When the subject came up on Bill Maher's "Real Time" on March 2, the plain-spoken Maher argued that words matter, and that nothing is gained by using unduly positive language to describe our losses in a war that was unnecessary, ill advised, and poorly conceived from the beginning.
Rep. Barney Frank, D-Mass., one of Maher's guests that night, opposes the war, as well, but he argued that adding to the pain of families that have lost loved ones in Iraq by using terms like "wasted" is unconscionable.
We find ourselves in a bad double bind. On one hand, the war has turned from its dubious beginnings into a chaotic disaster. No one knows how to get out. The best its supporters can offer is a thin glimmer of hope. On "Meet the Press" on March 4, Sen. Lindsay Graham, R-S.C., said that Gen. David Petraeus and a surge of 21,500 troops are our "last best chance." While the violence and chaos continue, other vague reassurances come from those who have been wrong about the war all along.

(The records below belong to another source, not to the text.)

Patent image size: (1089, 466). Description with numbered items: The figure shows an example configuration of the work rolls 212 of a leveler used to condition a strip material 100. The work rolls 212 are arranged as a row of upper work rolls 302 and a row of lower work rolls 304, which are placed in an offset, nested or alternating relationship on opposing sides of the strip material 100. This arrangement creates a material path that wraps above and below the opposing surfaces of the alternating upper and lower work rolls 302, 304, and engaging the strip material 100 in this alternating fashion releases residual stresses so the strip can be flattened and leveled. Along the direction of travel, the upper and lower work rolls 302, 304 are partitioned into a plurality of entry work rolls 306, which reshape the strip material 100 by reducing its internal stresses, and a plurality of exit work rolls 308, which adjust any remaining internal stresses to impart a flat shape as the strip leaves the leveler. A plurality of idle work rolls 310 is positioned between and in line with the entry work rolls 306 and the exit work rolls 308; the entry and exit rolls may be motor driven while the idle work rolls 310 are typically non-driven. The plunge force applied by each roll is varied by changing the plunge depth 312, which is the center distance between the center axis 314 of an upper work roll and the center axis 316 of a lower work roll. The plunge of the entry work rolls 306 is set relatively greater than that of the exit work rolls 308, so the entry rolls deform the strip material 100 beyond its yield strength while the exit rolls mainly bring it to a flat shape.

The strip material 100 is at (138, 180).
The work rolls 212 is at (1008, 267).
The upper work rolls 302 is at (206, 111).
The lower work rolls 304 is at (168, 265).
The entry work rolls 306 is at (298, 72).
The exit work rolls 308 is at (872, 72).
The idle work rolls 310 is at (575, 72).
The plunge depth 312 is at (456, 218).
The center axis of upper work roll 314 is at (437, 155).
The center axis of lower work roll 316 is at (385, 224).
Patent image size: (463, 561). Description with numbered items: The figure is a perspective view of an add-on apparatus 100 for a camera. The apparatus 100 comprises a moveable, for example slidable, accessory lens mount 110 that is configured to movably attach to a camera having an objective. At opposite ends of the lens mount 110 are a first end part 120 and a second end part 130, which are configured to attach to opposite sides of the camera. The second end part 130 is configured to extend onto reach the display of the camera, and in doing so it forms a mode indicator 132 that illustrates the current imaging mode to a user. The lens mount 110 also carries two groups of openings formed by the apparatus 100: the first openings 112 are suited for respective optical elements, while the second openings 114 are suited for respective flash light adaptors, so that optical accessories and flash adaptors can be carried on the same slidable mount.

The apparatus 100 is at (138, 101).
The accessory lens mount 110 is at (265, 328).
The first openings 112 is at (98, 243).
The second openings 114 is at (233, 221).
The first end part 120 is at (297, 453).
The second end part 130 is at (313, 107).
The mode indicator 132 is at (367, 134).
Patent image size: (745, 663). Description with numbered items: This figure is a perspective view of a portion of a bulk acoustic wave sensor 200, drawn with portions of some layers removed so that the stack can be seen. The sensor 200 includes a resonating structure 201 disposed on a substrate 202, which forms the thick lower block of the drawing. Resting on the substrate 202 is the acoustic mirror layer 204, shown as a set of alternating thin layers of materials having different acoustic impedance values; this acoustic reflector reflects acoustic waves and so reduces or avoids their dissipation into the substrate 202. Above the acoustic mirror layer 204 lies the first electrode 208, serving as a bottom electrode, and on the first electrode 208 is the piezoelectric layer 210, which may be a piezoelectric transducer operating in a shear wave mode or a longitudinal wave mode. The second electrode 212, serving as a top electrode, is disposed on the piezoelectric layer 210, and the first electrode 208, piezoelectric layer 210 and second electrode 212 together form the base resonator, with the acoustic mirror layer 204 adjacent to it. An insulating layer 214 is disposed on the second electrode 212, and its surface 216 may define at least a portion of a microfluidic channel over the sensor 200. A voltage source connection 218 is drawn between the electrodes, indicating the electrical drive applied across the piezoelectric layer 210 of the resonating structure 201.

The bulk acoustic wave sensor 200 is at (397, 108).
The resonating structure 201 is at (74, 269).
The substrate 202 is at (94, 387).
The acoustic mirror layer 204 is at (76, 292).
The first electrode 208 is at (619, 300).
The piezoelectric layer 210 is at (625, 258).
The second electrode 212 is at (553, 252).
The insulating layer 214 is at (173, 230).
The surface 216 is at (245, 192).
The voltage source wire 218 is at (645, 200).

On the other hand, our nation is blessed with young men and women who are willing to live in arduous conditions for indeterminate deployments while doing, almost without question, the difficult and dangerous tasks we've given them. They were sent to Iraq in insufficient numbers and with inadequate armor. As a result, many have been killed and many more have been wounded. The Bush administration has been reluctant to allow press coverage as their coffins return and, now we discover, many of the wounded have received inadequate care. Nevertheless everyone claims to "support the troops" and yellow ribbons can be seen on the backs of SUVs. And our troops continue to serve, for the most part, willingly and honorably.
So, how should we refer to those who lose their lives while fighting valiantly in a bad cause? We probably overuse the term "hero," to the point where we've bled it of most of its meaning. Still, there's something noble and deeply honorable about the devotion of our armed services to our nation, whatever the mission. Christians call this the expression of great love, to lay down one's life for one's friends. And Barney Frank is probably right: Whatever the circumstances, to call their sacrifice a "waste" is a characterization too painful and bitter to force on families who have suffered too much already.
The Gettysburg Address comes to mind. Over the graves of soldiers who had died to preserve the union, President Lincoln urged devotion to their cause, so that "these dead shall not have died in vain." If the goal of a free, friendly, democratic, and oil-rich Iraq is eventually realized, we may say that the sacrifice was worth it, although we still face a grim calculation of the toll, which could be 4,000, 6,000, or 10,000 killed troops, with many more wounded.
Unfortunately, at present the achievement of that goal doesn't seem likely, and many other lives are still at stake. Candid talk is called for. Many of the perpetrators of our war in Iraq, variously misguided, mistaken, and incompetent, have gone on to better jobs or comfortable retirements. Some remain in office. Some have been awarded nice medals. None of them has paid for their mistakes and malfeasance.
In fact, just about the only ones who have really paid for this war, besides the Iraqis, are the ones who have fought it, in miserable and dangerous conditions, during uncertain and multiple deployments, for low pay, and with insufficient honor and care upon their return. What do we call them? How about "victims"?